Ahmet ağlamaya başlamıştı. Dedesi ise Ahmet’e şöyle cevap verdi.
– Sen oraya giremezsin oğlum. Cennet’e sadece Allah’a gerçek kul olanlar, namaz kılanlar girebilir. Sen Peygamberimizi göremeyeceksin. Ona layık bir ümmet ve Allah’a layık bir kul olamadın dünyada. Senin yerin burası değil!
Diyen dedesi Ahmet’i ağlatmıştı.
Sonra kapıyı aralayan birini gördü Ahmet.
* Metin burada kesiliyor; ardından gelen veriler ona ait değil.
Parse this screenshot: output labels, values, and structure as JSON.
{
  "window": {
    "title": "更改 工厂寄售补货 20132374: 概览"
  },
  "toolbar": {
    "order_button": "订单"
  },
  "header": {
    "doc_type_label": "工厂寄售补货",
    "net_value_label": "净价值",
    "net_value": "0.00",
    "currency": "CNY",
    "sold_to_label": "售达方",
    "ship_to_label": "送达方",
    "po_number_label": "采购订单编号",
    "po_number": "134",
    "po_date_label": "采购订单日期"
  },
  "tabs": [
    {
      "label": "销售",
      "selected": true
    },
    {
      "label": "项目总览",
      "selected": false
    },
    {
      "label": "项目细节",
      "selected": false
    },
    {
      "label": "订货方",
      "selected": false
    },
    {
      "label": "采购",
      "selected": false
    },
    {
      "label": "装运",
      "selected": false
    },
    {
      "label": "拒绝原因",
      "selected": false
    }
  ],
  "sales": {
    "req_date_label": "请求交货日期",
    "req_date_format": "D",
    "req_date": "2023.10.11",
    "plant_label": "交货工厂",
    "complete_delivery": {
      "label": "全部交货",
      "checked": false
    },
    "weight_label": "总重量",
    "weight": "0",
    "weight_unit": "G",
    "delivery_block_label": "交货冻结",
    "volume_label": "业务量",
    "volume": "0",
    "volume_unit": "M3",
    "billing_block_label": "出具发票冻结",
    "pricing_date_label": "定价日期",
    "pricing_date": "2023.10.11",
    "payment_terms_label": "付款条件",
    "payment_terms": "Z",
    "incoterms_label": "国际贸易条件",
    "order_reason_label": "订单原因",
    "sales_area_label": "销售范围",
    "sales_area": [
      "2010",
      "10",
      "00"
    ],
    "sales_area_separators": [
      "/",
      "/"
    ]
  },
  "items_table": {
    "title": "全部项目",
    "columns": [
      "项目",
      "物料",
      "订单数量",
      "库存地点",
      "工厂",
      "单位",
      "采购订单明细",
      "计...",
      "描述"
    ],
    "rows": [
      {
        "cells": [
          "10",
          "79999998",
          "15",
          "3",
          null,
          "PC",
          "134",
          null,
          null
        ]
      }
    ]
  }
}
O kadar güzeldi ki, nur yüzlü bir kadın.
– Dede bu kadın kim, neden araladı kapıyı
– O belki senin kurtuluşun oğlum
Dedi. Sonra Allahu Ekber diye ses duymaya başladı. Bir anda o alemden kaybolan Ahmet yavaş yavaş gözlerini açıyordu. Ahmet komadan uyanmaya başlamıştı. Tam uyandığında duyduğu ses ezan sesiydi. İlk defa ezan sesi kulaklarına bu kadar hoş geliyordu. Gözlerinden yaş süzülmeye başlamıştı Ahmet’in . Uyurken gördükleri onu çok etkilemişti. Komadan kalkan Ahmet şaşırmıştı.
– Neredeyim ben, burada ne yapıyorum
Derken, tam bu esnada kapı açıldı. İçeriye beyaz başörtülü bir bayan girdi. Bir sandalye alıp Ahmet’in yanına oturdu. Ahmet’in gözü sisli gibiydi. Kim olduğunu çıkaramıyordu. Sadece beyaz örtü belli oluyordu. Gözündeki sisler yavaş yavaş gitmeye başladı. Şimdi genç doktor hanımla göz göze gelmişlerdi. Ahmet gördüklerine inanamadı. Evet oydu. Cennet kapısını aralayan kadındı bu. Kalbi yerinden çıkacak gibiydi. Bir anda gözleri doldu. Sen kimsin diyecek oldu sesi çıkmıyordu.
– Aman Allah’ım neden sesim çıkmıyor , neden bişeyler diyemiyorum
Diye düşünürken, doktor hanım konuşmaya başladı. Ahmet doktoru dikkatle dinliyordu.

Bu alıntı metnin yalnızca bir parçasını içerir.